Comment by nunosempere on 2020's Prediction Thread · 2020-01-01T15:48:33.380Z · score: 1 (1 votes) · LW · GW
No state will secede from the US. 95%

This seems underconfident?

I have different intuitions for both:

No one will have won a Nobel Prize in Physics for their work on string theory. 80%

and

No US President will utter the words "Existential risk" in public during their term as president. 65%

But this is such that I'd expect that looking into either for a couple of hours would change my mind. For the second one, the Google ngram page for existential risk is interesting, but it sadly only reaches up to the year 2008.

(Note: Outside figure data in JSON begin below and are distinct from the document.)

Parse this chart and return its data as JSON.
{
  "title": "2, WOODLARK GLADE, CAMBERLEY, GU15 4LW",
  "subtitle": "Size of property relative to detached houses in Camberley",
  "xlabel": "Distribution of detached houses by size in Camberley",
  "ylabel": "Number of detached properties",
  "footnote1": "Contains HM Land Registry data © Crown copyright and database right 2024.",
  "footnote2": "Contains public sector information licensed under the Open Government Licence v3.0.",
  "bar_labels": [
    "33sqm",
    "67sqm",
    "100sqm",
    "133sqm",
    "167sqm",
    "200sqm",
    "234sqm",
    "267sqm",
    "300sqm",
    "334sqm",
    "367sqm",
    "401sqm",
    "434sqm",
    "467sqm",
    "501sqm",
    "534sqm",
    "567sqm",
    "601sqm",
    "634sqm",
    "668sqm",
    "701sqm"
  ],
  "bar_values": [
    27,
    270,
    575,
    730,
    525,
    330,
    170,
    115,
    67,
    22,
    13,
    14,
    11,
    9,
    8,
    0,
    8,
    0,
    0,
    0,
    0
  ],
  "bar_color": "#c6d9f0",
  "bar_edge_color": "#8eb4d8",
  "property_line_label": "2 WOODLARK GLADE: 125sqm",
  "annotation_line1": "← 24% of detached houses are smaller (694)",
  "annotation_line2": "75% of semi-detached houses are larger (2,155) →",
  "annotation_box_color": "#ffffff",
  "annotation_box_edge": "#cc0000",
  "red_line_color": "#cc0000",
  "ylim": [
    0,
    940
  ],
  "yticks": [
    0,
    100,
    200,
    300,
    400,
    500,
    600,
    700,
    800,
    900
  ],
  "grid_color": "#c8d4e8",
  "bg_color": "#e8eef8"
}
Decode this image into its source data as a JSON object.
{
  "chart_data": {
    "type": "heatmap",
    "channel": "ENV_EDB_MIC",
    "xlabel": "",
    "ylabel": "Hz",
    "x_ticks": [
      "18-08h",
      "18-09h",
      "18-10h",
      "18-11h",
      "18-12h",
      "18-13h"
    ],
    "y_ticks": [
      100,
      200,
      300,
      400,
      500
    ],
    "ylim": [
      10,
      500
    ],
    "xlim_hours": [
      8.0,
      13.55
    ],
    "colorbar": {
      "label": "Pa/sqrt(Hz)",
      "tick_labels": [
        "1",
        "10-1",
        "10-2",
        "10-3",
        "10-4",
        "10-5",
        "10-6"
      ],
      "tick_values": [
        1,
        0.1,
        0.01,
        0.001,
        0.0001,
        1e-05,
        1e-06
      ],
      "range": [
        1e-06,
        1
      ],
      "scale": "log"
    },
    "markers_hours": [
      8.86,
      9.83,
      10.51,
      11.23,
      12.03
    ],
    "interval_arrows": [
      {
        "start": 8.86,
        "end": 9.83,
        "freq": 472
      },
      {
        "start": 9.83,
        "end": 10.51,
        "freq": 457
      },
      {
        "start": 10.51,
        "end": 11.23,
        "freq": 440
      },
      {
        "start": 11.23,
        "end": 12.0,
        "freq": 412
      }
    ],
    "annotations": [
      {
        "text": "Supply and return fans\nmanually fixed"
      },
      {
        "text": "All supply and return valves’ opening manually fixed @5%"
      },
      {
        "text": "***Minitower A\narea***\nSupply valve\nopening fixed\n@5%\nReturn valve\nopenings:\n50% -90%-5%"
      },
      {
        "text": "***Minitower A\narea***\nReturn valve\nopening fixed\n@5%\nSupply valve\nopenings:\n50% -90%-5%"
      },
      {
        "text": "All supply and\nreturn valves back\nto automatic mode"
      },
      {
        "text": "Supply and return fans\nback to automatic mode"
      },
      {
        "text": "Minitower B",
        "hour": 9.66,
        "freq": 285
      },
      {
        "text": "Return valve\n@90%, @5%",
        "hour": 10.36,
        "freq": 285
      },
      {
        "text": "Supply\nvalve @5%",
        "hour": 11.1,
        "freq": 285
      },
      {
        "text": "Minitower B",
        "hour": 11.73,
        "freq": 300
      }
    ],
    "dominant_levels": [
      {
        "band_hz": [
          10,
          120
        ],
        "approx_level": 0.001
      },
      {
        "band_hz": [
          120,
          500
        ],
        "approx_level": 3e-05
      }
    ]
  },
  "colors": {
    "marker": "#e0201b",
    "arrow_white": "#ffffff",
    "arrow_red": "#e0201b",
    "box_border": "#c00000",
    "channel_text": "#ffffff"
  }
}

Comment by nunosempere on 2020's Prediction Thread · 2019-12-31T14:32:01.397Z · score: 7 (5 votes) · LW · GW

Is anyone accepting bets on their predictions?

Comment by nunosempere on What is a reasonable outside view for the fate of social movements? · 2019-01-08T11:40:03.625Z · score: 35 (7 votes) · LW · GW

My method was reading the Wikipedia page and answering the following questions:

1. Was the movement succesful as a community?

  • 0: nope
  • 1: to some extent / ambiguous.
  • 2: clearly yes.

2. Did the movement produce the change in the world which it said it wanted?

  • 0: nope
  • 1: not totally a failure / had some minor victories / ambiguous.
  • 2: clearly yes.

3. Was it succesful at changing laws? | Was that its intent?

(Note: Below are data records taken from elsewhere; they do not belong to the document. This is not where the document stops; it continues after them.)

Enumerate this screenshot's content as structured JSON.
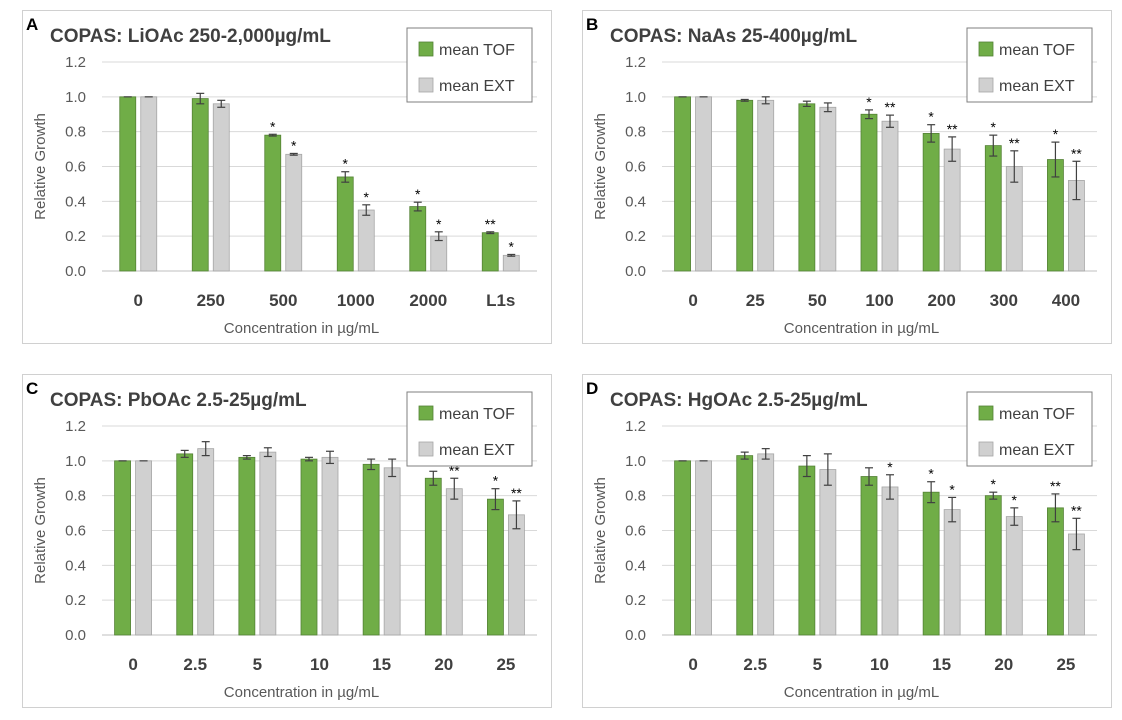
{
  "colors": {
    "tof": "#70ad47",
    "tof_edge": "#548235",
    "ext": "#d0d0d0",
    "ext_edge": "#a6a6a6"
  },
  "chart_data": [
    {
      "type": "bar",
      "letter": "A",
      "title": "COPAS: LiOAc 250-2,000µg/mL",
      "xlabel": "Concentration in µg/mL",
      "ylabel": "Relative Growth",
      "ylim": [
        0,
        1.2
      ],
      "yticks": [
        "0.0",
        "0.2",
        "0.4",
        "0.6",
        "0.8",
        "1.0",
        "1.2"
      ],
      "grid": true,
      "legend_position": "top-right",
      "categories": [
        "0",
        "250",
        "500",
        "1000",
        "2000",
        "L1s"
      ],
      "series": [
        {
          "name": "mean TOF",
          "values": [
            1.0,
            0.99,
            0.78,
            0.54,
            0.37,
            0.22
          ],
          "errors": [
            0,
            0.03,
            0.005,
            0.03,
            0.025,
            0.005
          ],
          "marks": [
            "",
            "",
            "*",
            "*",
            "*",
            "**"
          ]
        },
        {
          "name": "mean EXT",
          "values": [
            1.0,
            0.96,
            0.67,
            0.35,
            0.2,
            0.09
          ],
          "errors": [
            0,
            0.02,
            0.005,
            0.03,
            0.025,
            0.005
          ],
          "marks": [
            "",
            "",
            "*",
            "*",
            "*",
            "*"
          ]
        }
      ]
    },
    {
      "type": "bar",
      "letter": "B",
      "title": "COPAS: NaAs 25-400µg/mL",
      "xlabel": "Concentration in µg/mL",
      "ylabel": "Relative Growth",
      "ylim": [
        0,
        1.2
      ],
      "yticks": [
        "0.0",
        "0.2",
        "0.4",
        "0.6",
        "0.8",
        "1.0",
        "1.2"
      ],
      "grid": true,
      "legend_position": "top-right",
      "categories": [
        "0",
        "25",
        "50",
        "100",
        "200",
        "300",
        "400"
      ],
      "series": [
        {
          "name": "mean TOF",
          "values": [
            1.0,
            0.98,
            0.96,
            0.9,
            0.79,
            0.72,
            0.64
          ],
          "errors": [
            0,
            0.005,
            0.015,
            0.025,
            0.05,
            0.06,
            0.1
          ],
          "marks": [
            "",
            "",
            "",
            "*",
            "*",
            "*",
            "*"
          ]
        },
        {
          "name": "mean EXT",
          "values": [
            1.0,
            0.98,
            0.94,
            0.86,
            0.7,
            0.6,
            0.52
          ],
          "errors": [
            0,
            0.02,
            0.025,
            0.035,
            0.07,
            0.09,
            0.11
          ],
          "marks": [
            "",
            "",
            "",
            "**",
            "**",
            "**",
            "**"
          ]
        }
      ]
    },
    {
      "type": "bar",
      "letter": "C",
      "title": "COPAS: PbOAc 2.5-25µg/mL",
      "xlabel": "Concentration in µg/mL",
      "ylabel": "Relative Growth",
      "ylim": [
        0,
        1.2
      ],
      "yticks": [
        "0.0",
        "0.2",
        "0.4",
        "0.6",
        "0.8",
        "1.0",
        "1.2"
      ],
      "grid": true,
      "legend_position": "top-right",
      "categories": [
        "0",
        "2.5",
        "5",
        "10",
        "15",
        "20",
        "25"
      ],
      "series": [
        {
          "name": "mean TOF",
          "values": [
            1.0,
            1.04,
            1.02,
            1.01,
            0.98,
            0.9,
            0.78
          ],
          "errors": [
            0,
            0.02,
            0.01,
            0.01,
            0.03,
            0.04,
            0.06
          ],
          "marks": [
            "",
            "",
            "",
            "",
            "",
            "",
            "*"
          ]
        },
        {
          "name": "mean EXT",
          "values": [
            1.0,
            1.07,
            1.05,
            1.02,
            0.96,
            0.84,
            0.69
          ],
          "errors": [
            0,
            0.04,
            0.025,
            0.035,
            0.05,
            0.06,
            0.08
          ],
          "marks": [
            "",
            "",
            "",
            "",
            "",
            "**",
            "**"
          ]
        }
      ]
    },
    {
      "type": "bar",
      "letter": "D",
      "title": "COPAS: HgOAc 2.5-25µg/mL",
      "xlabel": "Concentration in µg/mL",
      "ylabel": "Relative Growth",
      "ylim": [
        0,
        1.2
      ],
      "yticks": [
        "0.0",
        "0.2",
        "0.4",
        "0.6",
        "0.8",
        "1.0",
        "1.2"
      ],
      "grid": true,
      "legend_position": "top-right",
      "categories": [
        "0",
        "2.5",
        "5",
        "10",
        "15",
        "20",
        "25"
      ],
      "series": [
        {
          "name": "mean TOF",
          "values": [
            1.0,
            1.03,
            0.97,
            0.91,
            0.82,
            0.8,
            0.73
          ],
          "errors": [
            0,
            0.02,
            0.06,
            0.05,
            0.06,
            0.02,
            0.08
          ],
          "marks": [
            "",
            "",
            "",
            "",
            "*",
            "*",
            "**"
          ]
        },
        {
          "name": "mean EXT",
          "values": [
            1.0,
            1.04,
            0.95,
            0.85,
            0.72,
            0.68,
            0.58
          ],
          "errors": [
            0,
            0.03,
            0.09,
            0.07,
            0.07,
            0.05,
            0.09
          ],
          "marks": [
            "",
            "",
            "",
            "*",
            "*",
            "*",
            "**"
          ]
        }
      ]
    }
  ]
}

4. Is it fringe (0), minority (1) or mainstream (2)?

5. Bias: how sympathetic am I to this movement?

  • 0: I am unsympathetic.
  • 1: I am not unsympathetic
  • 2: I like them a lot.

I feel that for the amount of effort I'm spending on this, I'm going to have to rely on my gut feeling at some point, and that the pareto principle thing to do is to have well defined questions.

In case I or someone else wants to develop this further, a way to improve on question 2 would be:

  • a) Identify the three most important objectives the movement claims to have.
  • b) For each, to what extent has it been achieved?

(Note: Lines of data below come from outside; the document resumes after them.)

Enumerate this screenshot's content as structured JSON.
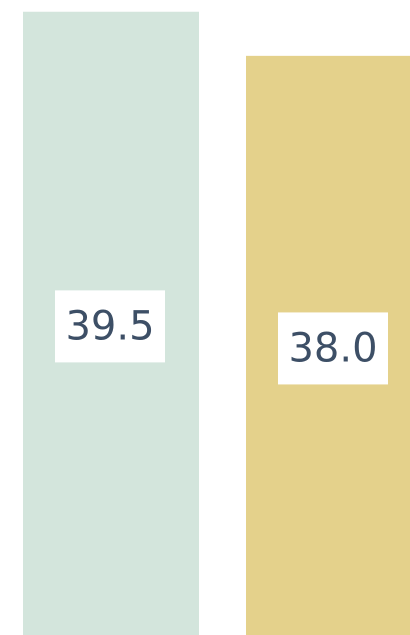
{
  "chart_data": {
    "type": "bar",
    "categories": [
      null,
      null
    ],
    "values": [
      39.5,
      38.0
    ],
    "value_labels": [
      "39.5",
      "38.0"
    ],
    "colors": [
      "#d3e5dc",
      "#e4d18b"
    ],
    "ylim": [
      18.3,
      39.9
    ]
  }
}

I excluded "Salt March" because I saw it as doublecounting "Nonviolence", and excluded "Reform movements in the United States" because it was too broad a category. I kept "Student Movements", though.

Anyways, you can find a .csv table with the results here or a Google Drive link here. I might play around with the results further, but for the moment:

Socially, the average movement does pretty well, with an average of 1.3/2, distributed as: 16% are 0s, 36% are 1s and 48% are 2s . With regards to effectiveness, the average is 0.72/2, distributed as: 44% are 0s, 40% are 1s and 16% are 2s.


Comment by nunosempere on What is a reasonable outside view for the fate of social movements? · 2019-01-07T11:47:16.187Z · score: 16 (4 votes) · LW · GW

I'm on this.

Comment by nunosempere on We Agree: Speeches All Around! · 2018-06-17T18:59:33.406Z · score: 3 (1 votes) · LW · GW

Is that talk worth listening to in full?

Comment by Radamantis on [deleted post] 2017-12-17T19:23:26.289Z

Thank you for your polite reply.

This means that the tree that falls in the forest doesn't truly make a sound because there's nobody around to have the insight that it makes a sound.

Precisely! This is really unsatisfactory. However, it is still sometimes useful to think in those terms, to not distinguish between knowledge and truth, or to ignore truth and focus on knowledge. The question "How can I find a way to rethink the following insight in terms of maps and territories?" is not rethorical, and wasn't meant as a dismissal: I really do have a hard time rephrasing something like that in terms other than that the student is beginning to grok, or beginning to develop a relationship with European History in the same way that he might develop a relationship with a friend. I understand that this might be a crutch, and therefore I asked that question.

By joint-carvey ontologies I mean ontologies that carve reality at its joints. Divisions that point at something significant.

The middle half of your commentary leaves me confused, because I don't see what prompted it.